When this vessel is recognized, explicit values emerge. Players understand that there is conditions and intentions that are held within the vessel. When the vessel is not recognized, implicit ideologies are educated and internalized. Neither recognizing or not has an inherent morality. People can recognize values of hate and align themselves with them. However, at least by recognizing the vessel there is a choice we make in that alignment. By allowing ourselves to enjoy the vessel’s path of travel without understanding what is happening, we allow ideologies to imprint upon us. This can create fanaticism at the least, full blown imperial-nationalism at the most.
It is from this lack of vessel recognition and upholding of insular corporate timelines that the arguments of holistic experiences are formed. To go back to the rephrasing I wrote earlier, players have emotional connections to the experience of media consumed time travel. They touch certain moments of life, and resonate with understandings of the world. However, it is the fanaticism and consecration of these canons that only makes for a space in games meant for the audience that the corporation intends. The media was designed to be consumed this way, and you must follow the rules to enjoy it. Those loyal to the corporations throw their bodies onto the walls of defense in order to maintain order.

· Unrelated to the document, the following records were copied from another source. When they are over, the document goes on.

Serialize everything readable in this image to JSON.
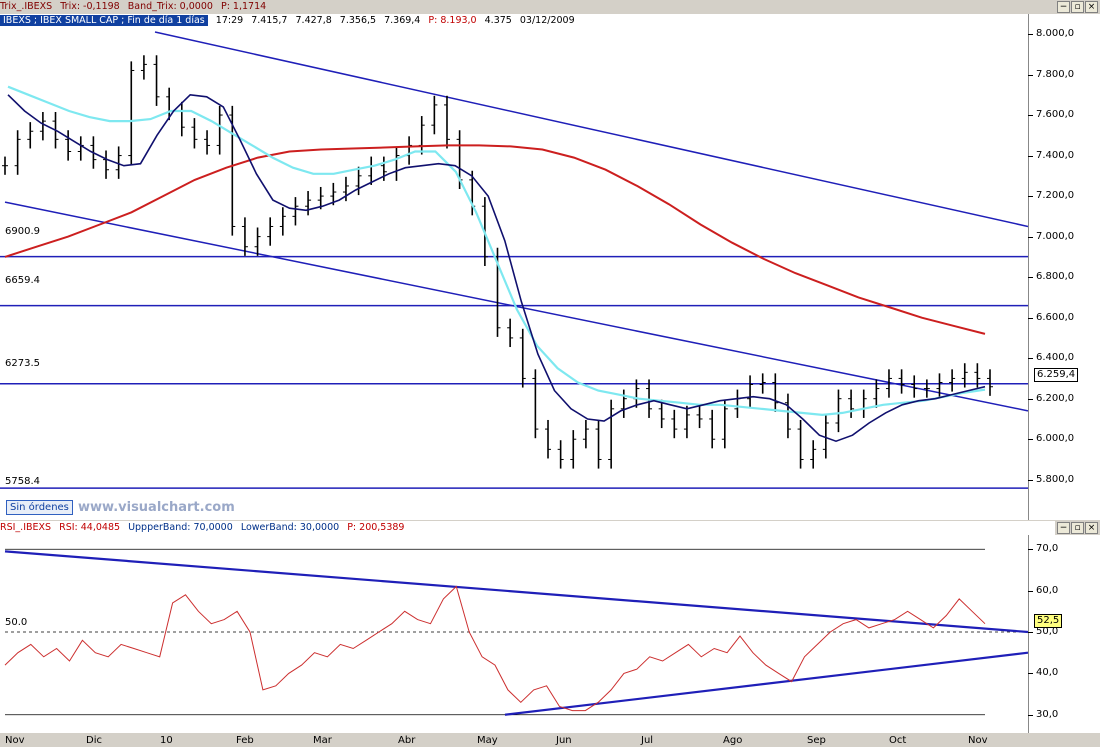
{
  "top_header": {
    "study": "Trix_.IBEXS",
    "trix": "Trix: -0,1198",
    "band": "Band_Trix: 0,0000",
    "p": "P: 1,1714",
    "price_title": "IBEXS ; IBEX SMALL CAP ; Fin de día 1 días",
    "time": "17:29",
    "open": "7.415,7",
    "high": "7.427,8",
    "low": "7.356,5",
    "close": "7.369,4",
    "p2": "P: 8.193,0",
    "volume": "4.375",
    "date": "03/12/2009"
  },
  "rsi_header": {
    "study": "RSI_.IBEXS",
    "rsi": "RSI: 44,0485",
    "upper": "UppperBand: 70,0000",
    "lower": "LowerBand: 30,0000",
    "p": "P: 200,5389"
  },
  "window_buttons": {
    "min": "−",
    "max": "▫",
    "close": "×"
  },
  "levels": [
    {
      "label": "6900.9",
      "value": 6900.9
    },
    {
      "label": "6659.4",
      "value": 6659.4
    },
    {
      "label": "6273.5",
      "value": 6273.5
    },
    {
      "label": "5758.4",
      "value": 5758.4
    }
  ],
  "last_price_label": "6.259,4",
  "last_rsi_label": "52,5",
  "rsi_midline_label": "50.0",
  "button_label": "Sin órdenes",
  "watermark": "www.visualchart.com",
  "colors": {
    "price": "#000000",
    "fast_ma": "#10106e",
    "slow_ma": "#7ee8f0",
    "long_ma": "#cc1f1f",
    "trend": "#1f1fb8",
    "rsi": "#cc2f2f"
  },
  "chart_data": [
    {
      "type": "line",
      "subtype": "bar-ohlc",
      "instrument": "IBEXS",
      "x_labels": [
        "Nov",
        "Dic",
        "10",
        "Feb",
        "Mar",
        "Abr",
        "May",
        "Jun",
        "Jul",
        "Ago",
        "Sep",
        "Oct",
        "Nov"
      ],
      "y_ticks": [
        "8.000,0",
        "7.800,0",
        "7.600,0",
        "7.400,0",
        "7.200,0",
        "7.000,0",
        "6.800,0",
        "6.600,0",
        "6.400,0",
        "6.200,0",
        "6.000,0",
        "5.800,0"
      ],
      "ylim": [
        5700,
        8000
      ],
      "series": [
        {
          "name": "Price",
          "values": [
            7350,
            7480,
            7520,
            7570,
            7480,
            7420,
            7450,
            7380,
            7330,
            7400,
            7820,
            7850,
            7690,
            7620,
            7540,
            7480,
            7450,
            7600,
            7050,
            6950,
            7000,
            7050,
            7100,
            7150,
            7180,
            7200,
            7220,
            7250,
            7300,
            7350,
            7320,
            7400,
            7450,
            7550,
            7650,
            7480,
            7280,
            7150,
            6900,
            6550,
            6500,
            6300,
            6050,
            5950,
            5900,
            6000,
            6050,
            5900,
            6150,
            6200,
            6250,
            6150,
            6100,
            6050,
            6120,
            6100,
            6000,
            6150,
            6200,
            6270,
            6280,
            6180,
            6050,
            5900,
            5950,
            6080,
            6200,
            6150,
            6200,
            6250,
            6300,
            6270,
            6250,
            6250,
            6280,
            6300,
            6330,
            6300,
            6259
          ]
        },
        {
          "name": "Fast MA",
          "values": [
            7700,
            7620,
            7560,
            7520,
            7470,
            7420,
            7380,
            7350,
            7360,
            7500,
            7620,
            7700,
            7690,
            7640,
            7480,
            7310,
            7180,
            7140,
            7130,
            7150,
            7180,
            7230,
            7270,
            7310,
            7340,
            7350,
            7360,
            7350,
            7300,
            7200,
            6980,
            6680,
            6420,
            6240,
            6150,
            6100,
            6090,
            6140,
            6170,
            6190,
            6170,
            6150,
            6170,
            6190,
            6200,
            6210,
            6200,
            6170,
            6100,
            6020,
            5990,
            6020,
            6080,
            6130,
            6170,
            6190,
            6200,
            6220,
            6240,
            6259
          ]
        },
        {
          "name": "Slow MA",
          "values": [
            7740,
            7700,
            7660,
            7620,
            7590,
            7570,
            7570,
            7580,
            7620,
            7620,
            7570,
            7510,
            7450,
            7390,
            7340,
            7310,
            7310,
            7330,
            7350,
            7380,
            7420,
            7420,
            7320,
            7120,
            6880,
            6640,
            6460,
            6350,
            6280,
            6240,
            6220,
            6200,
            6190,
            6180,
            6170,
            6170,
            6160,
            6150,
            6140,
            6130,
            6120,
            6130,
            6150,
            6170,
            6180,
            6190,
            6210,
            6230,
            6245
          ]
        },
        {
          "name": "Long MA",
          "values": [
            6900,
            6950,
            7000,
            7060,
            7120,
            7200,
            7280,
            7340,
            7390,
            7420,
            7430,
            7435,
            7440,
            7445,
            7450,
            7450,
            7445,
            7430,
            7390,
            7330,
            7250,
            7160,
            7060,
            6970,
            6890,
            6820,
            6760,
            6700,
            6650,
            6600,
            6560,
            6520
          ]
        }
      ],
      "trendlines": "upper channel, lower channel, horizontal levels",
      "grid": false
    },
    {
      "type": "line",
      "indicator": "RSI",
      "y_ticks": [
        "70,0",
        "60,0",
        "50,0",
        "40,0",
        "30,0"
      ],
      "ylim": [
        28,
        72
      ],
      "bands": [
        70,
        30
      ],
      "midline": 50,
      "series": [
        {
          "name": "RSI",
          "values": [
            42,
            45,
            47,
            44,
            46,
            43,
            48,
            45,
            44,
            47,
            46,
            45,
            44,
            57,
            59,
            55,
            52,
            53,
            55,
            50,
            36,
            37,
            40,
            42,
            45,
            44,
            47,
            46,
            48,
            50,
            52,
            55,
            53,
            52,
            58,
            61,
            50,
            44,
            42,
            36,
            33,
            36,
            37,
            32,
            31,
            31,
            33,
            36,
            40,
            41,
            44,
            43,
            45,
            47,
            44,
            46,
            45,
            49,
            45,
            42,
            40,
            38,
            44,
            47,
            50,
            52,
            53,
            51,
            52,
            53,
            55,
            53,
            51,
            54,
            58,
            55,
            52
          ]
        }
      ],
      "grid": false
    }
  ]
}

This is not a radical sentiment, but a hopeful one. In Kimimi’s writing on SNK Gals Fighters, she writes,
I like games. That’s all there is to it. I want to be normal within my preferred hobby, to be allowed to exist within that space simply by deciding I want to be there. Not an exception (or exceptional). Not apart. Not having to justify myself to random guys who think a tatty copy of Super Mario Bros 3 makes them the oracle of retro gaming.
Must one have prior experience with a sphere media in order to participate in an experience they are interested in? Perhaps the question is not one of how one should play, but whether one holds the corporation over the individual.